General Introduction
ExtractThinker is a flexible document intelligence tool that utilizes Large Language Models (LLMs) to extract and classify structured data from documents, providing a seamless ORM-like document processing workflow. It supports a variety of document loaders, including Tesseract OCR, Azure Form Recognizer, AWS Textract, and Google Document AI, among others. Users can define custom extraction contracts using Pydantic models for accurate data extraction. The tool also supports asynchronous processing, multi-format document processing (e.g., PDF, images, spreadsheets, etc.), and integrates with a variety of LLM providers (e.g., OpenAI, Anthropic, Cohere, etc.).
Function List
- Flexible Document Loader: Support for multiple document loaders, including Tesseract OCR, Azure Form Recognizer, AWS Textract, and Google Document AI.
- Customized withdrawal contracts: Define custom extraction contracts using Pydantic models for accurate data extraction.
- Advanced Classification: Classify documents or document sections using custom classifications and policies.
- asynchronous processing: Efficient processing of large documents using asynchronous processing.
- Multi-format support: Seamlessly handle a variety of document formats such as PDF, images, spreadsheets, and more.
- ORM style interactions: Interacts with documentation and LLMs in ORM style for easy development.
- segmentation strategy: Implement lazy or eager segmentation strategies to process documents by page or as a whole.
- Integration with LLM: Easily integrate with different LLM providers (e.g.

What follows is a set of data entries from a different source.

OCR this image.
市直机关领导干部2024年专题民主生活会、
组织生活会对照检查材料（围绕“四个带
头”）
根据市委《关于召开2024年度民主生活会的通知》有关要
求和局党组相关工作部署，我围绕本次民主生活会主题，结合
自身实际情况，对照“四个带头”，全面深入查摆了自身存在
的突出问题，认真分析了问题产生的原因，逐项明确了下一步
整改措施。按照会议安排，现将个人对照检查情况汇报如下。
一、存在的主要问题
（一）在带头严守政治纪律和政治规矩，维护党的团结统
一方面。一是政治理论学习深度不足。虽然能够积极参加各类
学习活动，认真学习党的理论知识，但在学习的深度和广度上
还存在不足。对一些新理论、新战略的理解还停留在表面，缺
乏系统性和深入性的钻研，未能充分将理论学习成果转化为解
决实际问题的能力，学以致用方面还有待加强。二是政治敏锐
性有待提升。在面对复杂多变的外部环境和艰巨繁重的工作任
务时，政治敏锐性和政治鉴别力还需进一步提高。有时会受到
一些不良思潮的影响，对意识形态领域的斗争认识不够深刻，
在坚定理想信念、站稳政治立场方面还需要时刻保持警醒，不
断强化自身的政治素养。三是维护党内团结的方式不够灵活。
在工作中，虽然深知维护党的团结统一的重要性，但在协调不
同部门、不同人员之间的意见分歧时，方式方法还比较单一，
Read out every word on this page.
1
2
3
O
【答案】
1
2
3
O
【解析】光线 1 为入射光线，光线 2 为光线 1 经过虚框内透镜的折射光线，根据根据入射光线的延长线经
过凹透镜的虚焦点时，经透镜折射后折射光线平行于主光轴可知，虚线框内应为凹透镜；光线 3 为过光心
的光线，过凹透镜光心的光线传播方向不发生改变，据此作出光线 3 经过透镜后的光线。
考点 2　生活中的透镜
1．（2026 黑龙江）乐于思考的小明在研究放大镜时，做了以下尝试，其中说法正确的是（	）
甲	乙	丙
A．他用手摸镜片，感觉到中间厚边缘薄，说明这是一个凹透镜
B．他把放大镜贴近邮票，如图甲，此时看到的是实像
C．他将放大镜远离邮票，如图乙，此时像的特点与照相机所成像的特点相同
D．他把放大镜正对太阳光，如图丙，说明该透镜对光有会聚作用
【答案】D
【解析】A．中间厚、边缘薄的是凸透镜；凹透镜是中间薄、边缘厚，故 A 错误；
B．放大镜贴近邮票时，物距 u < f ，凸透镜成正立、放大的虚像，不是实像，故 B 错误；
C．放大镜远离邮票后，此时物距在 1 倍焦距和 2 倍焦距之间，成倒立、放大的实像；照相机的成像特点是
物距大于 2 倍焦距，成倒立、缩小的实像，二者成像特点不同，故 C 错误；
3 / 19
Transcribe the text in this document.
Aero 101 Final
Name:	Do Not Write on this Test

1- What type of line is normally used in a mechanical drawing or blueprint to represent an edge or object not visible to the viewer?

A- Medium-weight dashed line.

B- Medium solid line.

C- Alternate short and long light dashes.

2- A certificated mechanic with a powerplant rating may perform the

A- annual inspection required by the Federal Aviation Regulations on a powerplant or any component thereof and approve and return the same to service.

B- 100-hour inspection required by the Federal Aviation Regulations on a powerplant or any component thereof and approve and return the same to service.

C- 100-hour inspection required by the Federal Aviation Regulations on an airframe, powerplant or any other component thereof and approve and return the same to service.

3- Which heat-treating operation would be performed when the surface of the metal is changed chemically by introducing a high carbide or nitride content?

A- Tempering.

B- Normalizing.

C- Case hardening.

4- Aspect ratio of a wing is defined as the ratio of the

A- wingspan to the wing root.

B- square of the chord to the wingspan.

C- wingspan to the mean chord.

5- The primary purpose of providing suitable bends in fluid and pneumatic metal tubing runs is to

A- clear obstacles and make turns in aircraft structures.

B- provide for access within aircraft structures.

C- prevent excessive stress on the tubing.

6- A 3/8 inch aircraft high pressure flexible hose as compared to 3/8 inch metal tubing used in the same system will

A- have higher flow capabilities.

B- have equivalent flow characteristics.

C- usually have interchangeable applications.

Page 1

OpenAI, Anthropic, Cohere, etc.).
Using Help
Installation process
- Install ExtractThinker: Install ExtractThinker using pip:
pip install extract_thinker
Guidelines for use
Basic Extraction Example
The following example demonstrates how to use PyPdf to load a document and extract specific fields defined in a contract:
import os
from dotenv import load_dotenv
from extract_thinker import Extractor, DocumentLoaderPyPdf, Contract
load_dotenv()
class InvoiceContract(Contract).
invoice_number: str
invoice_date: str
# Set the path to the Tesseract executable file
test_file_path = os.path.join("path_to_your_files", "invoice.pdf")
# Initialize the extractor
extractor = Extractor()
extractor.load_document_loader(DocumentLoaderPyPdf())
extractor.load_llm("gpt-4o-mini") # or any other supported models
# extract data from the document
result = extractor.extract(test_file_path, InvoiceContract)
print("Invoice Number:", result.invoice_number)
print("Invoice Date:", result.invoice_date)
Categorization Example
ExtractThinker allows to categorize documents or document sections using custom classifications:
import os
from dotenv import load_dotenv
from extract_thinker import Extractor, Classification, Process, ClassificationStrategy
load_dotenv()
class CustomClassification(Classification).
Category: str
# Initialize the extractor
extractor = Extractor()
extractor.load_classification_strategy(ClassificationStrategy.CUSTOM)
# Define the classification strategy
classification = CustomClassification(category="Invoice")
# Classify data from documents
result = extractor.classify(test_file_path, classification)
print("Category:", result.category)
Detailed function operation flow
- Loading Documents: Load documents using supported document loaders (e.g. PyPdf, Tesseract OCR, etc.).
- Definition of withdrawal contracts: Define a custom extraction contract using the Pydantic model, specifying the fields to be extracted.
- Initialize the extractor: Create an Extractor instance and load the document loader and LLM model.
- Extract data: Call
extract
method extracts data from the document and returns results based on contractually defined fields. - Category Documents: To classify a document or part of a document using a custom classification policy, call the
classify
method to get the classification results.
With the above steps, users can efficiently extract and classify data from documents of various formats and optimize the document processing flow.